Первые выстрелы врагов, грубо ступивших на чужую территорию во время церемонии погребения, прозвучали громом, разрезав звуки разбушевавшейся природы. Один их охранников Гастмана старшего мешком упал на землю, лицом в грязь, вызвав нешуточную панику. Женские визги смешивались с криками Ксавьера, отдающего приказы, прозвучали незамедлительно оглушительные ответные выстрелы. Священник, кое-как придя в себя, спешил проводить гостей к черному ходу церкви, чтобы укрыть их от вражеских пуль, но не успел сделать и пары шагов, как снаряд настиг его прямо в лоб. Тонкая красная струйка крови медленно стекла между глаз, заставляя какую-то несчастную женщину, стоящую рядом, почти потерять сознание.
Перебегая от укрытия к укрытию, Эндрю не заметил, что оказался рядом с отцом, перезаряжающим ствол, прислонившись спиной к стене. Всегда идеально приглаженные с помощью толстого слоя лака волосы Ксавьера растрепались, свисая на глаза, мужчина бросил на сына беглый взгляд, убеждаясь, что на нем ни царапины, не отвлекаясь от важного действия.
– Похоже, этой ведьме Лилиан надоело жить спокойно. Стоило только положить Хуана в гроб, не зарыть под землей, как она тут же нарушила перемирие, длившееся столько лет. Ну ничего, мы накормим пулями до сыта эту тупую стерву.
Эндрю Гастман осторожно выглянул из-за стены, заметив, что во главе посланных бойцов Лилиан стоит ее возлюбленный Себастьян, высокий черный мужчина с крупными небрежными дредами, издалека он напоминал грозную пантеру в любой миг готовую броситься и разорвать врага голыми руками. Ксавьер говорил что-то еще, но Эндрю уже не слушал отца, в его голове созревал иной план.
– Я так понимаю, что идей, кроме как трусливо отстреливаться из-за угла, у тебя отец нет?

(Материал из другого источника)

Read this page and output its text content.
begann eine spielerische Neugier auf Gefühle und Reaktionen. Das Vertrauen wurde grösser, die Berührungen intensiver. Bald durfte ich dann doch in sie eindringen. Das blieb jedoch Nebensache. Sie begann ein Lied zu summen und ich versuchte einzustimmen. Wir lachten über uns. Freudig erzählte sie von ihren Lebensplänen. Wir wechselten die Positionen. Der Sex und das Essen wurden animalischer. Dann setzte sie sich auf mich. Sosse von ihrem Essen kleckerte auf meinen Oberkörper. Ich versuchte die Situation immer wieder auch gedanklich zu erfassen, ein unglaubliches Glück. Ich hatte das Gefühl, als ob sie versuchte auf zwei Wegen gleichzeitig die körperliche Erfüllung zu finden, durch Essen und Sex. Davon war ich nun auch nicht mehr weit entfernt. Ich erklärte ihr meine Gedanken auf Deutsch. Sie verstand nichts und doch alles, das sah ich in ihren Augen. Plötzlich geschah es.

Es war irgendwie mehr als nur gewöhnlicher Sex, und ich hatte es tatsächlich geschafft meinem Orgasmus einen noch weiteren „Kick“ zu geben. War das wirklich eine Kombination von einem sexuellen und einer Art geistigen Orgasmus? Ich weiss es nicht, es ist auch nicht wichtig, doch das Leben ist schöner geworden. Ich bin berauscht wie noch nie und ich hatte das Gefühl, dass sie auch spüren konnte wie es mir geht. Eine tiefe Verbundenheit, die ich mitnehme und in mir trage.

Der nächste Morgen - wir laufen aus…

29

Ксавьер Гастман смерил сына неоднозначным взглядом, и разведав обстановку вокруг, спросил:
– Что ты предлагаешь?
В то время как охранники, падающие замертво гости и Ксавьер отвлекали собой внимание противников, Эндрю зная местность лучше врагов, как можно тише обошел весь периметр, скрываясь за каменным забором, и подобравшись почти вплотную к Себастьяну, не раздумывая пустил ему пулю в голову. Мужчина встал возле поверженного врага, несмотря на пролетающие рядом снаряды, схватил Себастьяна за дреды, поднимая, чтобы каждый из клана Титуба видел – миссия провалена. Остается два пути, когда назад дороги нет: сдаться, дожидаясь смерти в стане врага или же драться до последнего, получив славную пулю в бою. Однако у клана Лилиан оказались иные планы. Оставшиеся бойцы наперебой стреляли себе в головы, даже не вздрогнув, поставив клан Гастманов в еще более неловкое положение перед обществом, которое до не давних пор было к ним благосклонно.